For a few hours a week, I am a personal organizer for Kay. It’s an excuse for us to spend time together, an excuse for her to pay me. Even recovering from a stroke, she is more organized than me, but she needs my eyesight and dexterity to sort through this mountain of mail. Her stroke occurred three years ago, and this stack measures the pace of her life since then, the halts and starts of medical procedures to keep her alive. In some ways, it is a record of her fight for independence, her fight to live on her own again, despite disabilities. There are bills and medical records from 2003 and from this year, and several of the years in-between. This is a first pass on these papers: I simply open envelopes and arrange all the Medicare files by month and stick them in the file folder. We will talk through these files later, deciding what to keep and what not to keep.
Postcards and photos and poems intermingle among these official papers, and I file them in a small accordion file for “dear things.” Kay wakes, after another round of door-knocking and greeting on my part. She has an appointment in an hour, and waking is hard work for her. I read her a thank you note from a friend, and she softly brushes the thank you note against her face.
Kay is so fierce—these little glimpses of dearness slay me. If I falter at my task, fall into this sorrow, she may miss a necessary bill. If I slow down much, this pile will still greet me next week, too. How to be moved and not too moved, at the same time? If I were any more vulnerable at this work, I’m afraid I would cry all the time and be just useless. Compassion and work, side by side. She heads off to wash her face and swallow the medications she needs, the fresh thank you note tucked into her pocket.
Leaf by leaf, I sort. April 2003, twelve pages into this pile, June 2003, six pages into that file. Tucked in-between is a small stack of grid paper, torn out of a book. There are phone numbers and a name on the first page, in neat writing. This must be Kay’s handwriting before the stroke! I turn the page over to see where I ought to file this, and the page reads, “Today I will meet my daughter. She is twenty-three years old. I have not seen her for twenty-two and a half years.

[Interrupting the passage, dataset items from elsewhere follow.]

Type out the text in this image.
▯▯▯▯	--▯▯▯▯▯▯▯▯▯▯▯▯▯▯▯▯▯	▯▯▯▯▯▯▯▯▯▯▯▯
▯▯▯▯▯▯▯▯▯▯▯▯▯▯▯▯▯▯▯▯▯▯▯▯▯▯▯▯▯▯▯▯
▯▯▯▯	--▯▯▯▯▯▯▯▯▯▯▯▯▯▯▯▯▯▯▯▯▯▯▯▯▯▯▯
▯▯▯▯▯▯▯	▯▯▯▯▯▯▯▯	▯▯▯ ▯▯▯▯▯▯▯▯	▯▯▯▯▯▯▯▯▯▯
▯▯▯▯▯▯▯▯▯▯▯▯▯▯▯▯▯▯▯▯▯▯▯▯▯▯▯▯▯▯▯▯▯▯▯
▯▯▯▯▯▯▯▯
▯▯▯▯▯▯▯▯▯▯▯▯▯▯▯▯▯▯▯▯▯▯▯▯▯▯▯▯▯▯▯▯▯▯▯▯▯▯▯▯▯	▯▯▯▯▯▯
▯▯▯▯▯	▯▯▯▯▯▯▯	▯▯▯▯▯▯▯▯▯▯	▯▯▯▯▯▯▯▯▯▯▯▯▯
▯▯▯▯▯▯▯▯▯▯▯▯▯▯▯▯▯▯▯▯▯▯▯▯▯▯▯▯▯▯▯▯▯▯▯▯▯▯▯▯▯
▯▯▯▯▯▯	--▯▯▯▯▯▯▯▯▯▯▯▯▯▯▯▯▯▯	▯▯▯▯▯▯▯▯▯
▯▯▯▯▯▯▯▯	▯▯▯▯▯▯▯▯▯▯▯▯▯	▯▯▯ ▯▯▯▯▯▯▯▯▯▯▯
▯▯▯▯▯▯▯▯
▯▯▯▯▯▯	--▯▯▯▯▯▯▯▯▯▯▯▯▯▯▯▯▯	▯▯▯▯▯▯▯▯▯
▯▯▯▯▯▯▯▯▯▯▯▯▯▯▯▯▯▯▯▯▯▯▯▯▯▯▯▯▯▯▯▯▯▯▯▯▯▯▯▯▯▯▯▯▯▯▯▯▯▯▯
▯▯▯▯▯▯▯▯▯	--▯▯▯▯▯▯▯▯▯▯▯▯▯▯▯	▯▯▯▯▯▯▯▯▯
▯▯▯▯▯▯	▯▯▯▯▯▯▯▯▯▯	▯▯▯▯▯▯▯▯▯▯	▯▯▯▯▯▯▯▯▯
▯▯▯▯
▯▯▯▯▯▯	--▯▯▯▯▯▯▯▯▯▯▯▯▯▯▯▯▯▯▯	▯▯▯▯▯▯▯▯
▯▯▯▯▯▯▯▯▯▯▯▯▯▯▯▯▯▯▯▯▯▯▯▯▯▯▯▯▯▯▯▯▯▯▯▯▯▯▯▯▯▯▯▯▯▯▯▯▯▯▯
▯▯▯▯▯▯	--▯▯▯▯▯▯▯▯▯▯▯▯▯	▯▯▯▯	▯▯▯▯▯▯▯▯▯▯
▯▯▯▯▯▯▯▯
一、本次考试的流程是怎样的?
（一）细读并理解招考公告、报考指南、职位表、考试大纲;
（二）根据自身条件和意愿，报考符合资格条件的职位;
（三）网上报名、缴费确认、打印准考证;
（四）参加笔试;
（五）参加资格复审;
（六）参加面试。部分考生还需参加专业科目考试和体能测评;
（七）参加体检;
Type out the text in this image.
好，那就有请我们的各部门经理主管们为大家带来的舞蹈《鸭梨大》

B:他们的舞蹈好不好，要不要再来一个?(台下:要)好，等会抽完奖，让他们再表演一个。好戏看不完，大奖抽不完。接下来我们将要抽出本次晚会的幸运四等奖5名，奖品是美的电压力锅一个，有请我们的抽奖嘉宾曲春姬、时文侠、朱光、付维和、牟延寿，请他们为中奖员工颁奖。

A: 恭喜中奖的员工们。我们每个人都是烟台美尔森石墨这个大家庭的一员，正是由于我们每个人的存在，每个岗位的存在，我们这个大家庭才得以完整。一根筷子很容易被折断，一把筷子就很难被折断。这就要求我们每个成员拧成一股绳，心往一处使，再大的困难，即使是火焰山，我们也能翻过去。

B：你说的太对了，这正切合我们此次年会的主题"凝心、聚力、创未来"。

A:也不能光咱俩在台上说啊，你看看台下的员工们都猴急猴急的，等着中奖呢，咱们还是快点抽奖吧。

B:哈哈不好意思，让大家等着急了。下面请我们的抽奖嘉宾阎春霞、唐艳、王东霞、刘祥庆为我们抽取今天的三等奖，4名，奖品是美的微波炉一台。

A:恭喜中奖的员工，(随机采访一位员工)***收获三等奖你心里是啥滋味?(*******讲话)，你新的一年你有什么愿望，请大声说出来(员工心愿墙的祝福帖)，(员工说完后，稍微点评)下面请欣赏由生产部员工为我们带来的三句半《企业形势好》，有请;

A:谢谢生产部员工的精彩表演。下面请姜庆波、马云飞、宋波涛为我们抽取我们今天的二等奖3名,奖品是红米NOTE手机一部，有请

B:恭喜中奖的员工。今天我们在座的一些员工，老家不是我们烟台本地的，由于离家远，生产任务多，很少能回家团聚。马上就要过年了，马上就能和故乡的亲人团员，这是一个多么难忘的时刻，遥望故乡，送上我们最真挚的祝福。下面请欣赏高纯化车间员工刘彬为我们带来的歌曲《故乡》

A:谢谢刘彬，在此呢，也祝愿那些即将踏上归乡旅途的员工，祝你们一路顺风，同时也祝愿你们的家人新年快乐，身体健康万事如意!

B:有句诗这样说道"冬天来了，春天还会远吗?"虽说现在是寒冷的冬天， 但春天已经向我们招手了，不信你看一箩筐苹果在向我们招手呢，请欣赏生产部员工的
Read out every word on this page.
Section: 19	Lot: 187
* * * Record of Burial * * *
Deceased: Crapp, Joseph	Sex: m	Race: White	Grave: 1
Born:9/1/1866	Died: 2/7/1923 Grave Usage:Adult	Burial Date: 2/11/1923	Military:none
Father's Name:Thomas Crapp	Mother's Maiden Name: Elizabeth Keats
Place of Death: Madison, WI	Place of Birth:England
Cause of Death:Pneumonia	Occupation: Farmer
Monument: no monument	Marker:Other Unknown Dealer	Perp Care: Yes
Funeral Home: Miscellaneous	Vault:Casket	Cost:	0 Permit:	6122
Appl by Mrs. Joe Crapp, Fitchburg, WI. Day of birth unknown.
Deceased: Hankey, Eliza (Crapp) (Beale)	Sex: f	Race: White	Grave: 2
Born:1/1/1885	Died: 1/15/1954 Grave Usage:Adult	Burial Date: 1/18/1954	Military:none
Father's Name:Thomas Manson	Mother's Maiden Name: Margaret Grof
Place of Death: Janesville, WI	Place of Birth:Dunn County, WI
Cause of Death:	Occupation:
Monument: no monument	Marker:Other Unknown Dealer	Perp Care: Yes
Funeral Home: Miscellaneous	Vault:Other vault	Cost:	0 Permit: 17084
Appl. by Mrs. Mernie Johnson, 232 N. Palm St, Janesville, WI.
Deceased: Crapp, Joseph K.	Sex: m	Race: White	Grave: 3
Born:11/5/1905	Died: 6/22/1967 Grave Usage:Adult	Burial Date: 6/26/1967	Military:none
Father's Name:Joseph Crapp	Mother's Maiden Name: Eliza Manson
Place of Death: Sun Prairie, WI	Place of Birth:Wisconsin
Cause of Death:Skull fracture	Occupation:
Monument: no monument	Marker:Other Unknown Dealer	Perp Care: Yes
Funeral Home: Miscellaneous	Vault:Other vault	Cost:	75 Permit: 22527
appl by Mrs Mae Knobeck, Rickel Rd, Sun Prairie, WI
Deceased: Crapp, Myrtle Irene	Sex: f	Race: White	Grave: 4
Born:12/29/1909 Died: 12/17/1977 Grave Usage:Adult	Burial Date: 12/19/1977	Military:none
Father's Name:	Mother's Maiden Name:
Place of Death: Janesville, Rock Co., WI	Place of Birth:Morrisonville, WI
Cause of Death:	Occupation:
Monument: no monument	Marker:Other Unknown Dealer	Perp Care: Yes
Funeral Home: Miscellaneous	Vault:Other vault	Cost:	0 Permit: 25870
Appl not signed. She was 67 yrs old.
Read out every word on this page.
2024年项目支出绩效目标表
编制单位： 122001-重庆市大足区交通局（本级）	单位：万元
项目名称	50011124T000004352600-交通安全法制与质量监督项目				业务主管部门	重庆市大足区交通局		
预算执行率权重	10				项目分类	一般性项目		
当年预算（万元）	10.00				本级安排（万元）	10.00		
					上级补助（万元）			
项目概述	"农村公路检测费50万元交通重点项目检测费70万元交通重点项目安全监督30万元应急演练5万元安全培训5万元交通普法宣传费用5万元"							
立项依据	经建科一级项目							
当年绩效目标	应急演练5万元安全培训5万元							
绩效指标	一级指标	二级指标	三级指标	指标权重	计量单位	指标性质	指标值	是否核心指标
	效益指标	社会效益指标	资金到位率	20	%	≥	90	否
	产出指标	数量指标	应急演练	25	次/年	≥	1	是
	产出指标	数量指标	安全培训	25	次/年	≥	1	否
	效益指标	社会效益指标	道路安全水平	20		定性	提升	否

Her parents kept their promise and retained the name I gave her when she was born.” Four or five pages continue, but I have read something not mine, and it burns my eyes, my heart, my soul. Dear God, what else has this woman endured? I take off my glasses and cover my eyes.
“Are your eyes bothering you, dear?” she asks. She can see a little. I’m certain she cannot tell that I am holding pages from her diary. I quickly place the handwritten pages in the back of the file of dear things. From the first time I created this accordion file, I’ve not been certain she will ever really see these photos, postcards and notes again, whether she would recognize them if she did see them. They are kept “just in case.” In case she can see them. In case someone will read them to her, should she go completely blind. It’s clear that all the items in this folder are intimate—only a relative or close friend would be bold enough to read them for her. That person will know what to do, I surmise, whether to read these pages or not.
“My eyes are okay enough, Kay. I just need to refresh my coffee. I’ll finish this stack in a moment and then I’m ready to go.”
It’s a lie. My eyes are not okay. Kay’s daughter’s name was written clearly on that page and already my memory has blotted it out: not mine, not for me to know. It is one thing to read a story like that in a book. It is another to read it in handwriting, across the room from the writer of such a private truth. If it were my right to know such a story, I would talk with Kay about it, but it is clearly not my right. It’s likely I will never know how the story ends.
My eyes are waiting to rinse clear. My eyes know too much. She doesn’t need to know what I’ve seen.
I look Kay in the eye. “Ready?”
“I’m ready,” she answers. “Let’s go.”